①専門性(リフォーマー・マタニティ・シニア・上級資格など、配慮が多く代わりの効かない領域)で単価を上げる ②個人・少人数にシフトし、一人の身体を回を重ねて設計して指名を増やす ③集客力を持ち、スタジオの取り分に縛られない ④オンラインや録画で、一度学んだ人へ届く幅を広げる ⑤経費と準備時間を管理する、の5つです。本数を足すのではなく、埋まる枠・戻ってくる人・上げられる単価に投資するのが、身体を壊さない王道です。
フリーで働くと手取りはどうなりますか?
売上(受講料)から、会場費・交通費・賠償責任保険・衣装や備品・研修費などの経費が引かれた額が実収入になります。さらに、準備や事務の無給時間もかかります。『売上=手取り』ではないため、フリーを目指すなら経費をあらかじめ見積もっておくことが大切です。

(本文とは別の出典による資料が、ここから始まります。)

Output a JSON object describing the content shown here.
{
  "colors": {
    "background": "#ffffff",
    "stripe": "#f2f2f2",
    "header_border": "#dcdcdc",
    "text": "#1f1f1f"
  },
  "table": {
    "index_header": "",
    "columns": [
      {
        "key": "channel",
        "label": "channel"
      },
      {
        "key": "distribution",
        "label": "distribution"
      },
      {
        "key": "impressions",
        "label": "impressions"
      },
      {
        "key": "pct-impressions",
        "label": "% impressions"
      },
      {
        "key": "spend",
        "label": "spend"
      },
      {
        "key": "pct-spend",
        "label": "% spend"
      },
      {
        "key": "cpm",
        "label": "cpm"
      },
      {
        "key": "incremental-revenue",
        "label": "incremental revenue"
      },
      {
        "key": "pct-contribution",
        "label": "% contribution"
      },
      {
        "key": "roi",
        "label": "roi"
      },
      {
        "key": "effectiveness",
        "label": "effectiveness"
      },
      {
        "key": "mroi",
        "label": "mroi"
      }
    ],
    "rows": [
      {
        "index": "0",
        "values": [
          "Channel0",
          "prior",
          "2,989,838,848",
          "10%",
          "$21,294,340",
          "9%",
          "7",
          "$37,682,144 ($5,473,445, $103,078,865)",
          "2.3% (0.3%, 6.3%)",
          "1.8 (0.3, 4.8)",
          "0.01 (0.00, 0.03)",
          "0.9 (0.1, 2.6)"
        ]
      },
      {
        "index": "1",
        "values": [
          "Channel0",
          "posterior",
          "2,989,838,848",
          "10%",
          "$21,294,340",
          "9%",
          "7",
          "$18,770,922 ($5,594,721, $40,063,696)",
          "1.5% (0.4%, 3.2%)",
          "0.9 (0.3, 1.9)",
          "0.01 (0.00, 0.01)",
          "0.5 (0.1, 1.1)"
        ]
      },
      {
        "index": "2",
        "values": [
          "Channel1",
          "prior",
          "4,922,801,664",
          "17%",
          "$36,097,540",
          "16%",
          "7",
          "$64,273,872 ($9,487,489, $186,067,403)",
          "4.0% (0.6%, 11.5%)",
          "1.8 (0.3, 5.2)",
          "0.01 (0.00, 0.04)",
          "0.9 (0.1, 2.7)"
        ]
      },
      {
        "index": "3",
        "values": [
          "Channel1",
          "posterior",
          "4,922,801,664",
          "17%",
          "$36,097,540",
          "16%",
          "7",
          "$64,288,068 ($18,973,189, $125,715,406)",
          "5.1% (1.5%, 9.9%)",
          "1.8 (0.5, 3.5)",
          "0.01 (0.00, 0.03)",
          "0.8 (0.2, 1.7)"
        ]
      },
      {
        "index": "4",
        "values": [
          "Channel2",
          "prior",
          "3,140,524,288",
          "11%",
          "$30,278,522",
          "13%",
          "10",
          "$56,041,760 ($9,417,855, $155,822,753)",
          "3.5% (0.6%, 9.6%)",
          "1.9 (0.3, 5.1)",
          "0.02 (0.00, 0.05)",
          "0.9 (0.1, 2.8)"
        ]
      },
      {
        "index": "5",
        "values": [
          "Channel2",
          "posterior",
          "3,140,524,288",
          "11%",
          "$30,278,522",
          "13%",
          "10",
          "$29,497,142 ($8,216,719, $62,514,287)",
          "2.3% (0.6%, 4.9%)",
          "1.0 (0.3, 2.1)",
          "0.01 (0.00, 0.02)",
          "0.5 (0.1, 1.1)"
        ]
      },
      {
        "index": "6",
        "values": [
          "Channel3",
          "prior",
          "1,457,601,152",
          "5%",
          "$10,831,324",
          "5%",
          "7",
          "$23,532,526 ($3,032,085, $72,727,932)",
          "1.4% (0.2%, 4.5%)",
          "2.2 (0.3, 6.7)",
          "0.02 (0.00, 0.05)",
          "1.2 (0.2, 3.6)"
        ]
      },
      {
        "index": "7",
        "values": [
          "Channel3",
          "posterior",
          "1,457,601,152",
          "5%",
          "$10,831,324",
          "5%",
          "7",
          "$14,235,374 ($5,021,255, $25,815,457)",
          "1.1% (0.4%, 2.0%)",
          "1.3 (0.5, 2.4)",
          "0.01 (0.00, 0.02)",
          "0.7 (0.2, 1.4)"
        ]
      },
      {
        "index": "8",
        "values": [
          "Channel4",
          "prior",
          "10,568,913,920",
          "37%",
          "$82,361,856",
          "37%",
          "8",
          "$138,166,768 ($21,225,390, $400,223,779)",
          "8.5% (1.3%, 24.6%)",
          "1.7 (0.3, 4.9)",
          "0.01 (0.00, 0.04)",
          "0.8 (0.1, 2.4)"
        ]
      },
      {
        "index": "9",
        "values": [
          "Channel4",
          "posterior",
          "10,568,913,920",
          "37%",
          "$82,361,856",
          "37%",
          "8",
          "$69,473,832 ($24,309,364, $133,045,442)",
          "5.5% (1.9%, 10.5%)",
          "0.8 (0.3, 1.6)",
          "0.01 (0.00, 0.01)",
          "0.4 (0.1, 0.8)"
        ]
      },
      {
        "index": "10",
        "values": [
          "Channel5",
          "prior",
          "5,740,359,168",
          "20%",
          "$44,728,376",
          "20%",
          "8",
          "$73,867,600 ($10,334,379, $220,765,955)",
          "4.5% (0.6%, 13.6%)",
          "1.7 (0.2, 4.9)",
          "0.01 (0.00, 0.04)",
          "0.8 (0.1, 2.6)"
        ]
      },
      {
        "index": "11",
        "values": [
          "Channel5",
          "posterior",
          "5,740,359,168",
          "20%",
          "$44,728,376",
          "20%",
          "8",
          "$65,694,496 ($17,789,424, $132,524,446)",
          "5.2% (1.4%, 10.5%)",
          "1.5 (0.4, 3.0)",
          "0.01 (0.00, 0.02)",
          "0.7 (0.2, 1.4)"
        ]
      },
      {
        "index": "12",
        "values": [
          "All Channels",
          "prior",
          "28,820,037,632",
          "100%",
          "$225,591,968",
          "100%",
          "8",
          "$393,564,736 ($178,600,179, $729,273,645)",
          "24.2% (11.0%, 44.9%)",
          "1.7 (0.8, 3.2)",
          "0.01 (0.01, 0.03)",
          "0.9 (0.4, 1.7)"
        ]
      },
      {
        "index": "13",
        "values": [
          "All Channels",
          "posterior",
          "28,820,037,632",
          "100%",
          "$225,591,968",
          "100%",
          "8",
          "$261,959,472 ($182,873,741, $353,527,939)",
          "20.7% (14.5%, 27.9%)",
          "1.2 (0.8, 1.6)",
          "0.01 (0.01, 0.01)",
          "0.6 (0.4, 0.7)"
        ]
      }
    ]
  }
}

年齢が高くてもヨガインストラクターとして収入になりますか?
年齢は単価を直接決めません。むしろシニアや不調に寄り添うクラスのように、人生経験が活きる専門領域は、配慮が多く代わりが効きにくいぶん単価を上げやすい傾向があります。OREOでも20代から60代まで幅広い年齢層が受講しています。始める時期を理由に、収入の道が閉じることはありません。
資格を取れば収入はついてきますか?
資格そのものが収入を連れてくるわけではありません。収入は卒業後の活動——枠を埋め、生徒に戻ってきてもらう積み上げ——でつくるものです。だからスクールは『卒業後に動き出せる設計か』で選ぶのが現実的です。たとえば模擬レッスンの講評や取得後の活動相談まで含まれているか、質問を何度でもできるかは、判断材料になります。